AKASH JAIN is currently working toward the Undergraduation degree in electrical engineering with the Indian Institute of Technology, Jodhpur, Jodhpur, India. His current research interests include analog and digital VLSI design, signal and power integrity, optimization and design techniques for circuits and systems.



JAI NARAYAN TRIPATHI (Senior Member, IEEE) received the Ph.D. degree in electrical engineering from the Indian Institute of Technology Bombay, Mumbai, India, in 2014. He is currently an Assistant Professor with the Indian Institute of Technology Jodhpur, Jodhpur, India, and also an Adjunct Research Professor with Carleton University, Ottawa, ON, Canada. In past, he was with STMicroelectronics, India, for almost seven years, where he was involved in the design issues of various high-speed Systems-on-Chip (SoCs). In 2016 and

2017, he was a Visiting Scientist with the Politecnico di Torino, Turin, Italy, where he was also a Visiting Postdoctoral Fellow in 2016. He has authored or coauthored more than 75 research papers in refereed journals, as book chapters and in the proceedings of top international conferences. His current research interests include signal integrity, power integrity, electromagnetic interference or electromagnetic compatibility, metaheuristic optimization, and RF circuits.
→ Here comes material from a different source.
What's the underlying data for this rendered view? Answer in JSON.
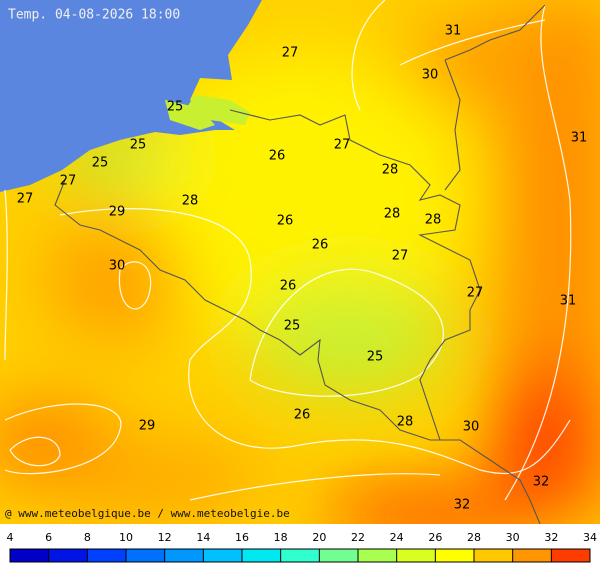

He is awarded a grant from the Department of Science and Technology, Govt. of India, to work on a power integrity problem.

Dr. Tripathi was a TPC Member for more than 20 international conferences, including the premier conferences, such as IEEE EPEPS, IEEE VLSI Design, and IEEE EDAPS. He was the recipient of the Young Investigator Training Program Research Award by ACRI, Italy, in 2016 and 2017, consecutively. He was an Invited Speaker in IEEE EDAPS 2015, Seoul, South Korea, where he was also a Session Co-Chair of the session High-Speed Channels and Interconnects. He was a TPC Co-Chair of IEEE EDAPS 2018. He was a reviewer for many international journals, such as IEEE TCAS-I: Regular Papers, IEEE TCAS-II: Express Briefs, IEEE TVLSI, IEEE TEMES, IEEE TPES, PIER, and *Microelectronics Journal*. He has delivered invited talks at various universities and international forums. He is a Member of a technical committee TC-12 EDMS of IEEE EPS Society. Dr. Tripathi is currently an Associate Editor for the IEEE OPEN JOURNAL OF CIRCUITS AND SYSTEMS and IEEE TRANSACTIONS ON COMPONENTS, PACKAGING AND MANUFACTURING TECHNOLOGY.



**HEMAN VAGHASIYA** is currently working toward the Undergraduation degree in electrical engineering with the Indian Institute of Technology, Jodhpur, Jodhpur, India. His current research interests include digital VLSI design, signal and power integrity, metaheuristic optimization and soft computing techniques for designing circuits and systems, and machine learning techniques.